“The GARDEN AGAINST TIME”

A collage of all things special to me from my summer place in Maine. The inspiration behind Cliff Walk Designs.

As an avid collector and reader of antique and current garden books and related literature, it’s nearly impossible to pick a few favorites because there are so many published works I love. That being said, Olivia Laing’s The Garden Against Time was a personal account of a writers experience restoring an eighteenth-century walled garden in Suffolk, UK. Laing shifts back and forth between gardens and times of the past - referencing Capability Brown, William Morris, and then shifts to the current day [2020], describing how the effects of COVID and the dramatic shifts in the political space impacted society and humanity on a global lcvel.

For Laing, the answer in part was to find an escape - a place that felt safe but also a space that needed tending. This space was that garden at her new home in Suffolk. In the book, she writes:

“We all travel into adulthood bearing particular burdens, some of which are necessarily personal, individual, idiosyncratic, and some of which are more properly categorized as political, to do with the kind of history doled out to the people who shared our circumstances. I think there are many ways that adults handle and manage the sometimes radioactive material of their own past, and that I’m not alone in finding solace in the act of making gardens. The particular childhood I had left me with a craving, a permanent, nagging need for a place that was safe, wild, messy, bountiful and above all private. I wanted a home, absolutely, but it was a garden that I needed.”

This resonated with me in my own personal way. In the spring of 2019, I watched my daughter make her entrance into the world.

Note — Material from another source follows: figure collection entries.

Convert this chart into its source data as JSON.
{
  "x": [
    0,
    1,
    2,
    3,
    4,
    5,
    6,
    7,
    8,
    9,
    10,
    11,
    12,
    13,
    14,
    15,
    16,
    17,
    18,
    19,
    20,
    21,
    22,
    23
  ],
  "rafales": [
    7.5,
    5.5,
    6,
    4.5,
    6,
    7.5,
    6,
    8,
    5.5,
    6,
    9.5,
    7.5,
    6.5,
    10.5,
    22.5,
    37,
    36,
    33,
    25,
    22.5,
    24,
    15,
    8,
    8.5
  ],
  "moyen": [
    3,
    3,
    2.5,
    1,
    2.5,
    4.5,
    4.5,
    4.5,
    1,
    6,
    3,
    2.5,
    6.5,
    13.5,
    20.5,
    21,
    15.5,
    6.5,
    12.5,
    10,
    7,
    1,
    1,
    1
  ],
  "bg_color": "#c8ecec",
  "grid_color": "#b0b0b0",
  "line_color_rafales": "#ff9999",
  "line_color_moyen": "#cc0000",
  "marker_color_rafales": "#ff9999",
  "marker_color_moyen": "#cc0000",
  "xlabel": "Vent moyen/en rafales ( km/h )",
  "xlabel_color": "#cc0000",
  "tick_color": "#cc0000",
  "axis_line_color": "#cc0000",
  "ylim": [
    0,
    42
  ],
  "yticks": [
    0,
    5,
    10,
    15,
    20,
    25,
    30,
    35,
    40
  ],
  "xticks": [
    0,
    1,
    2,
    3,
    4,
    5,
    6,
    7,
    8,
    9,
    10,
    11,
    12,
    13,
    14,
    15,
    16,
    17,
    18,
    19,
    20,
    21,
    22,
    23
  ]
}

My sole responsibility from there was to care for my son and my baby girl. Simultaneously, my father’s health was failing him. Between post-partum depression and the anxiety of not knowing my father’s true status or his time left on this planet, I felt out of body. When he passed away in late 2019, I realized I had witnessed the cycle of life that year. I held my baby and looked into her fresh new eyes and then all of a sudden I was holding my fathers hand, calloused but comforting - because he was my dad, and trying to process that his energy was shifting to a new place. There would be no more hugs or cat purrs or calls, letters, emails, jokes, stories…my mind and world began to spin.

As awful and tragic as COVID was on everyone, there are many people who somehow still found themselves, or were able to find a solution to something that had been plaguing them. Lockdown required school closure so I surrendered to my home with my family and spent nearly every day with my children in the gardens. This turned out to be incredibly healing in many ways for my grief, and also became a purposeful ritual…..

I began to dream back to the days I would help my father in the garden as a small girl. He wa a busy lawyer during the week and so these weekends in the garden at our old home in Chestnut Hill, MA, were the moments that I truly connected with my dad. He taught me the true essentials of gardening, cured my fear of spider webs (which inundated the trellis garden shed by our patio), presented a side of him that was so gentle, patient and magnetic. He found joy in every insect - “good one” or “bad one.” He taught me the importance of soil heath and how these critters and earth worms enhance and feed our soil.

This was just how I naturally approached working with and educating my son in the garden. From an early age — when even xxxs size garden gloves were too big for him — he was forever by my side. He was always wanting to help, wanting to learn, wanting to plant and mulch. My children are like gardens themselves - I grew them and I continue to foster and to tend to them.